Il termine “smart working”, così come ne abbiamo abusato, diventa una falsità. Quello di oggi è spesso ridotto a una forma di telelavoro da segregati in casa. Penso, ad esempio, alle donne sulle quali l’emergenza ha impattato in vari modi, anche attraverso intricati e difficili tentativi di conciliazione vita-lavoro. Esattamente come accadde nel corso delle due guerre mondiali quando dovettero prendere il posto dei loro padri, fratelli e mariti nelle fabbriche e nei campi agricoli, le donne si sono trovate nell’ultimo periodo a co-gestire la loro presenza e quella dei loro mariti entro le mura domestiche più affollate che mai, accollandosi, di fatto, maggiori oneri.

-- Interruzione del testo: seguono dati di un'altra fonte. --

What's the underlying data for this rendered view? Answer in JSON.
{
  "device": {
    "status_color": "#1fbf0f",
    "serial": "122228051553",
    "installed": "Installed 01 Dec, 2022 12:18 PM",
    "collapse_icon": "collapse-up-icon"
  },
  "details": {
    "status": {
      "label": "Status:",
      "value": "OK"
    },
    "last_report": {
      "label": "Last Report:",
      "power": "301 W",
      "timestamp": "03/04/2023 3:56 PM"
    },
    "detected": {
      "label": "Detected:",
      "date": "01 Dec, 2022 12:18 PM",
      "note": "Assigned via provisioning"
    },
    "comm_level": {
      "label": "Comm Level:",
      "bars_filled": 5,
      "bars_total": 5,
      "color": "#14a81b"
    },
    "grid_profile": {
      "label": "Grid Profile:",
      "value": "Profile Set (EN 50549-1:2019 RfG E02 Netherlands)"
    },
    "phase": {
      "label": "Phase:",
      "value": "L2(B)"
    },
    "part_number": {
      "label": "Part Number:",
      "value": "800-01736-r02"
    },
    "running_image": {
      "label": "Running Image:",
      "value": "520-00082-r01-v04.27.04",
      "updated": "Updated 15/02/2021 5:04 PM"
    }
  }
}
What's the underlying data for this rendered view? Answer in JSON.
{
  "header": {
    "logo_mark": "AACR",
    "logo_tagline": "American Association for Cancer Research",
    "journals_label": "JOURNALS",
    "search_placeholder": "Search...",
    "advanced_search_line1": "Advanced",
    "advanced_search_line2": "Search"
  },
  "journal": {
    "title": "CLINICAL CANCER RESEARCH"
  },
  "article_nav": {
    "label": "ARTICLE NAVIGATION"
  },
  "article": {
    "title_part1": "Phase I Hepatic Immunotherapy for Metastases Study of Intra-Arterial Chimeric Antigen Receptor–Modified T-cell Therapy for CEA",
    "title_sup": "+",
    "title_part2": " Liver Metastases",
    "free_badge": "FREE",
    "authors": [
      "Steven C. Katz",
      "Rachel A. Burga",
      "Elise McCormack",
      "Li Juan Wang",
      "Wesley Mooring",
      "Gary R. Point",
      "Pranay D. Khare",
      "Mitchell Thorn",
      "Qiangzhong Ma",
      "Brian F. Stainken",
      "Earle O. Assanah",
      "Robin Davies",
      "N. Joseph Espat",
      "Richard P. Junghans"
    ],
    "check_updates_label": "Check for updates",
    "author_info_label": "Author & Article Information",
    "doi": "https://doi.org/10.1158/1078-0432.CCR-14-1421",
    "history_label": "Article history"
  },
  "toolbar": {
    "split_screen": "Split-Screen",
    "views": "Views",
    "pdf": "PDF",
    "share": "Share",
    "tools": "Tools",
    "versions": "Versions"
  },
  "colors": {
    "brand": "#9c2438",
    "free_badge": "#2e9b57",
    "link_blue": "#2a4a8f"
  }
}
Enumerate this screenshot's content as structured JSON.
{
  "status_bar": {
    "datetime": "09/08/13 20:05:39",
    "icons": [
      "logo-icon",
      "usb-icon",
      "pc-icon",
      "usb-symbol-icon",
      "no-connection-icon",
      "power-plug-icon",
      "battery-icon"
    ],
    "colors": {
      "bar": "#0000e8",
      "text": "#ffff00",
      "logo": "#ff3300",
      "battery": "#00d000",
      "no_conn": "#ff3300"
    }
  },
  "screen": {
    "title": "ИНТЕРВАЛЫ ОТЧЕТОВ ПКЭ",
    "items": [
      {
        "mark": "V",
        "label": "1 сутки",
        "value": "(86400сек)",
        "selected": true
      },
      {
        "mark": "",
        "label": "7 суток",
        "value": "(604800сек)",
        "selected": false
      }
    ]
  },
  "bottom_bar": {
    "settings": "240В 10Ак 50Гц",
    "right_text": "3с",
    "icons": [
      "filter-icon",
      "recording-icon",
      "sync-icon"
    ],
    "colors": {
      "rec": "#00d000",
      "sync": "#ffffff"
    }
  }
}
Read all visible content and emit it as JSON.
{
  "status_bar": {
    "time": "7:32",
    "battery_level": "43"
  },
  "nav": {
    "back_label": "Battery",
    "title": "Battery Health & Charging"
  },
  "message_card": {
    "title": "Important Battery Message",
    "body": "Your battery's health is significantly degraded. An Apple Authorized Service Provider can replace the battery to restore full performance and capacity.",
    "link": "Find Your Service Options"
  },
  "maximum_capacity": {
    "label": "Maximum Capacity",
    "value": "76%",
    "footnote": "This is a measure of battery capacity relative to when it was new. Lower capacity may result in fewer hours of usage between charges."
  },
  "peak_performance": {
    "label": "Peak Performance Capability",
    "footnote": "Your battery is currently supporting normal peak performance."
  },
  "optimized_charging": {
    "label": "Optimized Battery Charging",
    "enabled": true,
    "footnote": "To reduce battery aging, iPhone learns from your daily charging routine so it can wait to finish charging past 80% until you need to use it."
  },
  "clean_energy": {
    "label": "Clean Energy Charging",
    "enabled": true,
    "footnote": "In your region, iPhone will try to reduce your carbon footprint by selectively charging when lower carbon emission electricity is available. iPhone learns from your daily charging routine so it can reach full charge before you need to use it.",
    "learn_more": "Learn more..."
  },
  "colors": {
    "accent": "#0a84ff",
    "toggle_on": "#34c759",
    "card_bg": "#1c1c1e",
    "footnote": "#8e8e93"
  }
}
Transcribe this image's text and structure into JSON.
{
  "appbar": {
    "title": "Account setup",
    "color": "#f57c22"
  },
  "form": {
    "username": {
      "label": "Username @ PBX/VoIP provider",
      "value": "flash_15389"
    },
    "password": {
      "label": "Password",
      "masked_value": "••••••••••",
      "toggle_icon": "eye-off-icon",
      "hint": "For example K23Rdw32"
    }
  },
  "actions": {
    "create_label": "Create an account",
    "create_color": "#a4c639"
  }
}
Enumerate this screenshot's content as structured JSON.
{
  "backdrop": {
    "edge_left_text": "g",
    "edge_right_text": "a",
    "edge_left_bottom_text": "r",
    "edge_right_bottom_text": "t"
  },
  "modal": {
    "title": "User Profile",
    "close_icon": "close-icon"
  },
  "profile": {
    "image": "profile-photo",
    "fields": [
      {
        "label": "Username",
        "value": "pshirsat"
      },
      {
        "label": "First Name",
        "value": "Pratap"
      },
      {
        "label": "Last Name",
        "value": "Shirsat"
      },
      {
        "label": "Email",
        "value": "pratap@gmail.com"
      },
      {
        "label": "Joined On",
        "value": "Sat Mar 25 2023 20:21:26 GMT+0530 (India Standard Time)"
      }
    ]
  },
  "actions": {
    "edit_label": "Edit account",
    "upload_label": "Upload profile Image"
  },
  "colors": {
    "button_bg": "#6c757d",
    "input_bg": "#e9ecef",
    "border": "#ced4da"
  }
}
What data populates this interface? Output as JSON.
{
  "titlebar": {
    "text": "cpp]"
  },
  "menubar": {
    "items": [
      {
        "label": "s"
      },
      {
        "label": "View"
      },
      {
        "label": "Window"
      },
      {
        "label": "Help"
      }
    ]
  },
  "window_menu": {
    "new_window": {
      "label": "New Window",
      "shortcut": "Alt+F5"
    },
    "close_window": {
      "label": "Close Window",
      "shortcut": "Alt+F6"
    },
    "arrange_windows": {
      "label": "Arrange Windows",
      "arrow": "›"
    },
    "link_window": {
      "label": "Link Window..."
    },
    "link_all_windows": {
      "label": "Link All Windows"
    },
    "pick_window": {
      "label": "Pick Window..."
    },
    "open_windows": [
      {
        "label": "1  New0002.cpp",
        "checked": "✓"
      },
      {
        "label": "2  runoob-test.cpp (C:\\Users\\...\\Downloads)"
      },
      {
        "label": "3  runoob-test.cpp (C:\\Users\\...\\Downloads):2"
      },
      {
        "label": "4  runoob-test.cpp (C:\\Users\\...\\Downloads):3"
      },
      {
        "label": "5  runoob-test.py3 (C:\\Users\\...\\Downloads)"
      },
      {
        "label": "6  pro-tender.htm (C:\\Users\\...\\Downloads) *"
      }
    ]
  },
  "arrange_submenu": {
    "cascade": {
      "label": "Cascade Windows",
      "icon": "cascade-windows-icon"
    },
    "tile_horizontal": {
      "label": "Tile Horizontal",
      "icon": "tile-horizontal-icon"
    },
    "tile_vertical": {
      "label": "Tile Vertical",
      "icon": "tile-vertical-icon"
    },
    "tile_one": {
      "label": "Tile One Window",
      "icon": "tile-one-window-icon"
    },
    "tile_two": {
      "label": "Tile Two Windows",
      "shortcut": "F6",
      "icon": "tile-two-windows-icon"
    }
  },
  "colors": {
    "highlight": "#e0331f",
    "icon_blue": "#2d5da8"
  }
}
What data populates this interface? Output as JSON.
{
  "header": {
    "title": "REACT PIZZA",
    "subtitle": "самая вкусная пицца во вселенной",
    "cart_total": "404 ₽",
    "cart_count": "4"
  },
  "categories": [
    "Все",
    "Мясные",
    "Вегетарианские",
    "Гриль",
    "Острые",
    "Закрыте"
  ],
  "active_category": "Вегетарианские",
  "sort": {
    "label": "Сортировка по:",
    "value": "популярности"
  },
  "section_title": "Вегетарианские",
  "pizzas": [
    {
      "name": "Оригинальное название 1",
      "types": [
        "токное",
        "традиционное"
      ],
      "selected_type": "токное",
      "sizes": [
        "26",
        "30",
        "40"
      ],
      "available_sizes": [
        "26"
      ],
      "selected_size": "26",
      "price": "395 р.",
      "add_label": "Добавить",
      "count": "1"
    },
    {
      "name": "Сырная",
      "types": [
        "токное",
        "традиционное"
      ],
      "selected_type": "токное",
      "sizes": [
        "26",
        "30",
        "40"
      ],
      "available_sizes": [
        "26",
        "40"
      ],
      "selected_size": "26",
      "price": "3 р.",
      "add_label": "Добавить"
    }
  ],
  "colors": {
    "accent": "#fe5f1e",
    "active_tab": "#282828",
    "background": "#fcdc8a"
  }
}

Più che smart working, questa è condizione di lavoro mortificante. Molte aziende ne hanno colto l’opportunità per operare una riduzione di spazi e costi, dimenticandosi che la condizione disumana, quale è l’assenza di relazione e rapporti, prima o poi avrà un costo più alto da pagare. Tornerà, infatti, impellente la domanda di luoghi per incontrarsi alla quale ci si troverà impreparati nel dare adeguate risposte. Non a caso le imprese più avanzate del mondo hanno già velocemente riposizionato i propri collaboratori nei loro ambiti e spazi fisici aziendali in condizioni di assoluta sicurezza e sorveglianza.



È bene allora, nel celebrare la ricorrenza del Primo Maggio dedicata a tutte le lavoratrici e lavoratori, non dimenticare ciò di cui abbiamo bisogno per lavorare: relazioni umane. Una vera e sana ripartenza avverrà solo mettendo al centro la persona e il suo compimento. Lo dimostra, in questo senso, anche la nostra quotidianità come organizzatori di Artigiano in Fiera, la più grande manifestazione al mondo dedicata alla micro impresa. Il bisogno di reincontrare e di compartecipare un’esperienza è quantomai impellente per le migliaia di artigiani, italiani ed esteri, con i quali lavoriamo. Lo facciamo ogni giorno sia traducendo questa necessità online, sulla piattaforma digitale di Artigiano in Fiera, sia nel costruire la prossima edizione dell’evento fieristico, dal 4 dicembre a Milano.